Furious is cool in a sense that it’s so intensely 2001 that it comes across now as classically old-school. The cars are dated, the clothes are dated, and our good friends Vin Diesel and Paul Walker are almost startlingly baby-faced. The soundtrack is a time capsule of “remember when this was popular?” hits, from Limp Bizkit’s “Rollin” to Ashanti’s “When A Man Does Wrong.” Also, there are five—I swear—five Ja Rule songs in this movie. It’s repugnant, but at the same time, it couldn’t be better. The Furious franchise is made up of time capsules regardless.
It sounds like a very 2016 thing to say, but it’s notable enough to emphasize: Furious’ multiracial approach to casting was effing brilliant. Brilliant. And it must have been a huge risk. Imagine walking into a movie studio 15 years ago and saying you want to bank an action franchise on a minority-majority cast. We’re going to have Asian characters outside of a martial arts movie. We’re going to have black characters outside of a buddy-cop movie. We’re going to wash the whole thing with Latin undertones. Finally, the crux of this whole thing is going to be street-racing. Not only are they criminals, the stars here are intentionally unglamourous criminals. They strain. They sweat. They’re grimy and greasy and they keep their hairstyles high and tight. They aren’t worried about breaking the law; they’re worried about the cops. There’s an important difference there. It’s unimaginable how this was okayed. It’s so good this was okayed.
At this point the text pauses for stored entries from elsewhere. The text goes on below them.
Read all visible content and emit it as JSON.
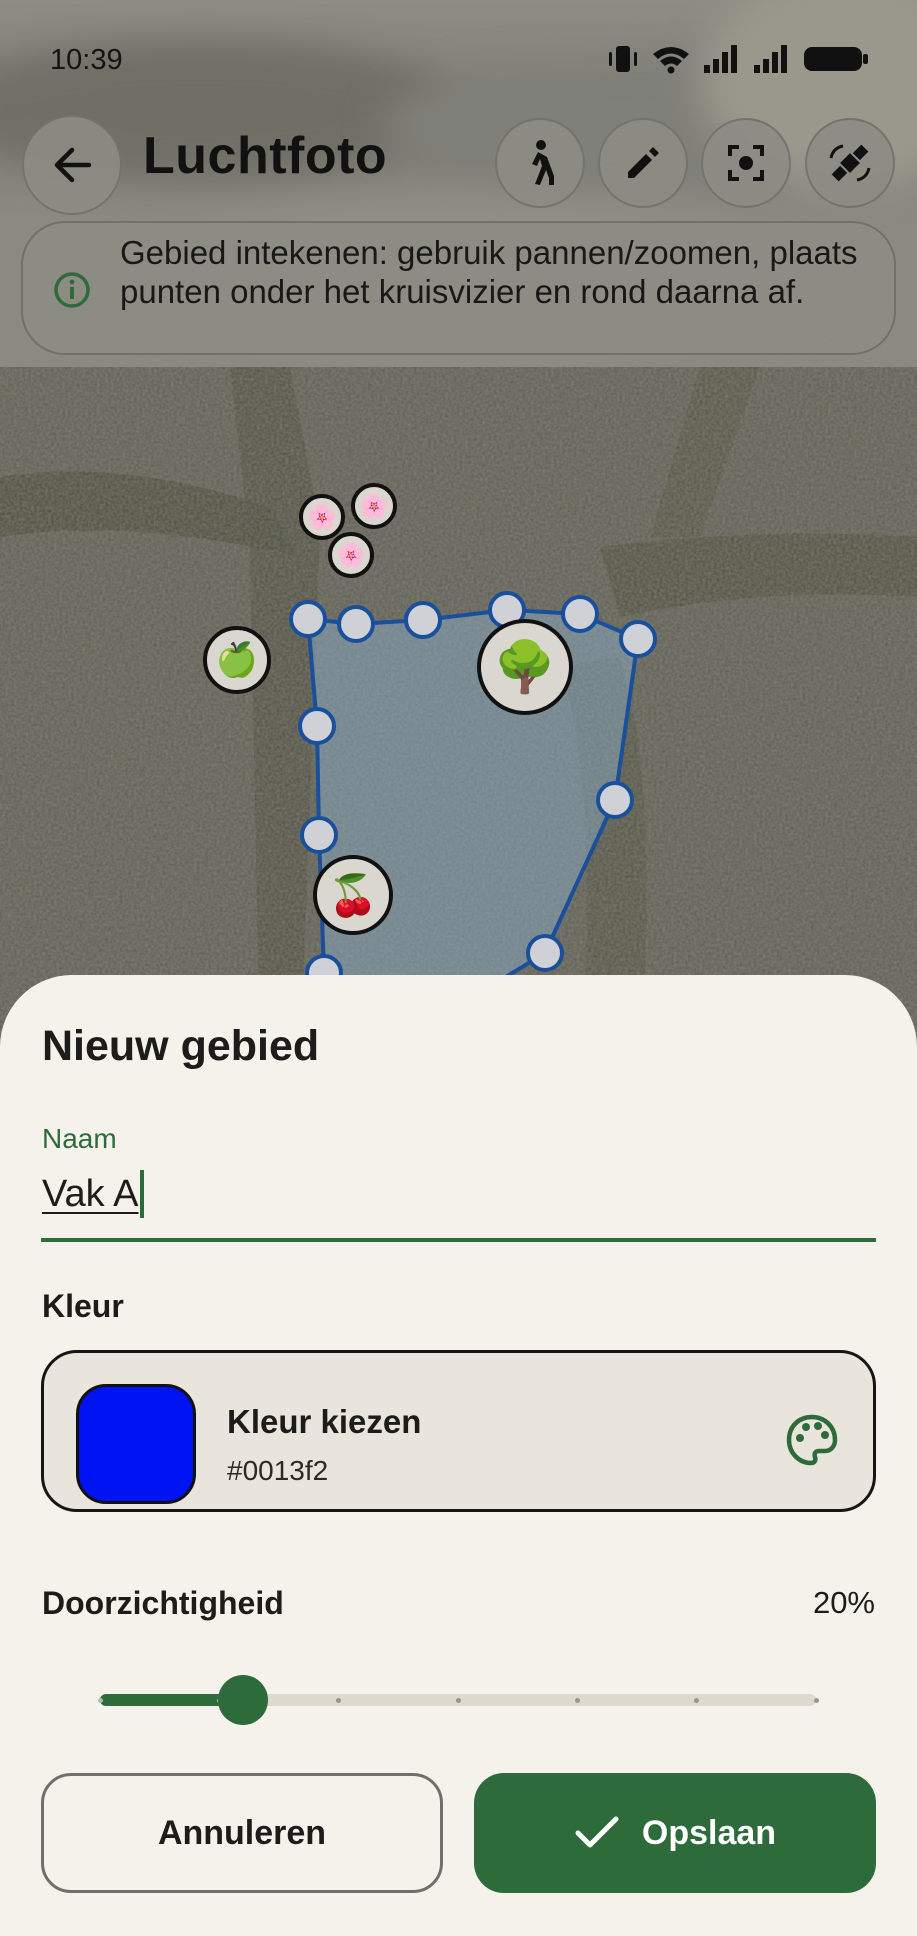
{
  "status_bar": {
    "time": "10:39",
    "icons": [
      "vibrate-icon",
      "wifi-icon",
      "signal-icon",
      "signal-icon",
      "battery-icon"
    ]
  },
  "header": {
    "title": "Luchtfoto",
    "back_icon": "arrow-left-icon",
    "actions": [
      "walk-icon",
      "pencil-icon",
      "focus-icon",
      "satellite-icon"
    ]
  },
  "info_banner": {
    "icon": "info-icon",
    "text": "Gebied intekenen: gebruik pannen/zoomen, plaats punten onder het kruisvizier en rond daarna af."
  },
  "map": {
    "markers": [
      "🌸",
      "🌸",
      "🌸",
      "🍏",
      "🌳",
      "🍒"
    ],
    "polygon_color": "#1a4f9c"
  },
  "sheet": {
    "title": "Nieuw gebied",
    "name_label": "Naam",
    "name_value": "Vak A",
    "color_section_label": "Kleur",
    "color_picker_title": "Kleur kiezen",
    "color_hex": "#0013f2",
    "opacity_label": "Doorzichtigheid",
    "opacity_display": "20%",
    "opacity_fraction": 0.2,
    "cancel_label": "Annuleren",
    "save_label": "Opslaan",
    "accent_color": "#2e6b3b"
  }
}
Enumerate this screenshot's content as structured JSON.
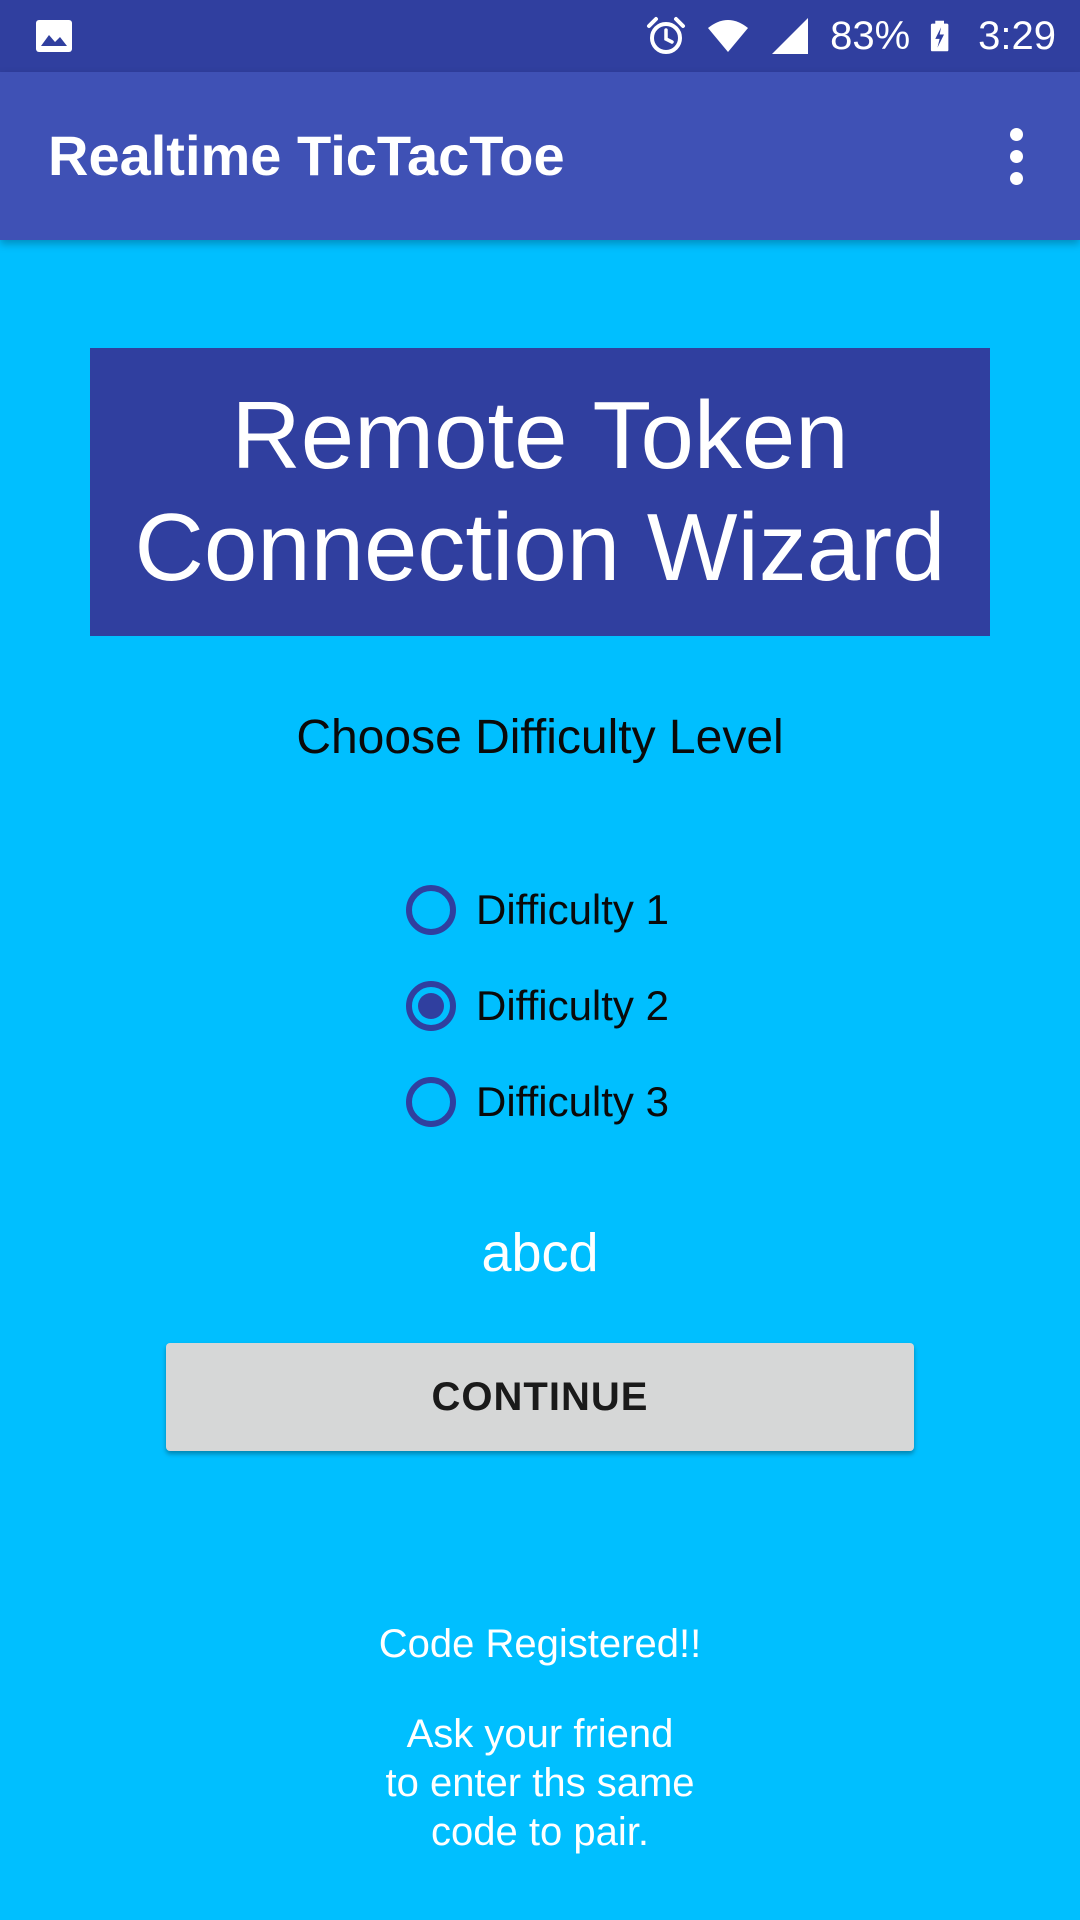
{
  "status_bar": {
    "battery": "83%",
    "time": "3:29",
    "icons": [
      "image-icon",
      "alarm-icon",
      "wifi-icon",
      "signal-icon",
      "battery-charging-icon"
    ]
  },
  "app_bar": {
    "title": "Realtime TicTacToe",
    "menu_icon": "more-vert-icon"
  },
  "banner": {
    "line1": "Remote Token",
    "line2": "Connection Wizard"
  },
  "difficulty": {
    "label": "Choose Difficulty Level",
    "options": [
      {
        "label": "Difficulty 1",
        "checked": false
      },
      {
        "label": "Difficulty 2",
        "checked": true
      },
      {
        "label": "Difficulty 3",
        "checked": false
      }
    ]
  },
  "code": "abcd",
  "continue_label": "CONTINUE",
  "messages": {
    "registered": "Code Registered!!",
    "instruction_line1": "Ask your friend",
    "instruction_line2": "to enter ths same",
    "instruction_line3": "code to pair."
  },
  "colors": {
    "background": "#00BFFF",
    "primary": "#3F51B5",
    "primary_dark": "#303F9F",
    "button": "#D6D7D7"
  }
}
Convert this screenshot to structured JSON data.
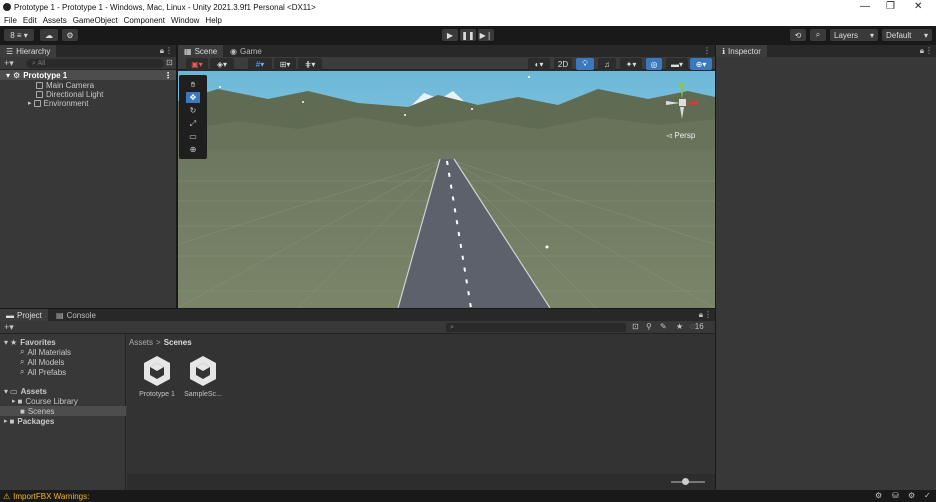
{
  "window": {
    "title": "Prototype 1 - Prototype 1 - Windows, Mac, Linux - Unity 2021.3.9f1 Personal <DX11>",
    "controls": [
      "—",
      "❐",
      "✕"
    ]
  },
  "menu": [
    "File",
    "Edit",
    "Assets",
    "GameObject",
    "Component",
    "Window",
    "Help"
  ],
  "toolbar": {
    "account_label": "8 ≡ ▾",
    "layers": "Layers",
    "layout": "Default"
  },
  "hierarchy": {
    "tab": "Hierarchy",
    "search_placeholder": "All",
    "scene": "Prototype 1",
    "items": [
      "Main Camera",
      "Directional Light",
      "Environment"
    ]
  },
  "scene_view": {
    "tabs": [
      "Scene",
      "Game"
    ],
    "persp": "◅ Persp",
    "mode_2d": "2D",
    "axes": [
      "y",
      "z",
      "x"
    ]
  },
  "inspector": {
    "tab": "Inspector"
  },
  "project": {
    "tabs": [
      "Project",
      "Console"
    ],
    "favorites_label": "Favorites",
    "favorites": [
      "All Materials",
      "All Models",
      "All Prefabs"
    ],
    "assets_label": "Assets",
    "assets": [
      "Course Library",
      "Scenes"
    ],
    "packages_label": "Packages",
    "breadcrumb_root": "Assets",
    "breadcrumb_sep": ">",
    "breadcrumb_current": "Scenes",
    "files": [
      "Prototype 1",
      "SampleSc..."
    ],
    "visible_count": "16",
    "zoom": 0.4
  },
  "status": {
    "warning": "ImportFBX Warnings:"
  },
  "colors": {
    "sky_top": "#6bb8d8",
    "sky_bottom": "#c0dcec",
    "ground": "#7a8568",
    "road": "#5c616b",
    "selection": "#2c5d87",
    "accent_blue": "#3a79bb",
    "warning": "#f3b91f"
  }
}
The Fast and the Furious is cool because it feels like it doesn’t come from Hollywood. It feels like it comes about 90 minutes south of there on the 110. The actors all bring the charisma and charm and by the end, you aren’t just hoping Vin Diesel and Paul Walker slip away clean, you want the same for Michelle Rodriguez and Jordana Brewster and Johnny Strong. For all the Furious movies harp on in regards to family and love and community, they have a way to make you buy in. That’s what ultimately sets them apart from the criminality of the Ocean’s movies.
Take the Furious cast and plug them into the Ocean’s Eleven plot and you still have a movie. It’s a super compelling experiment and it gives you an utterly different flick in terms of approach and tone, but one way or another you can picture Dom’s crew taking Vegas. The reverse just can’t be said about Clooney and Co. Those guys, except maybe Casey Affleck, wouldn’t be caught dead at a street race. Too much potential for shoe-scuffing, you know? That’s sort of too bad, but it speaks more to the incredible nature of the Furious franchise than it does any specific weakness of the Ocean’s movies. After all, the former has an eighth movie on the horizon; you can’t make it that far without some adaptation, flexibility, and some risks hitting pay dirt. Eleven spawned a franchise too, but there’s a reason it tapped out after three rounds with the original players. Meanwhile, Furious hasn’t even decelerated.
Ocean’s Eleven leans into star power and follows a formula all the way to the money, while The Fast and the Furious guns the Nos and floors the pedal and white-knuckles the wheel on a bank-bound quarter-mile. These movies are durable and easy and almost impossible to dislike. Don’t flip the look and don’t bash the methods—cool as a collective is still in style.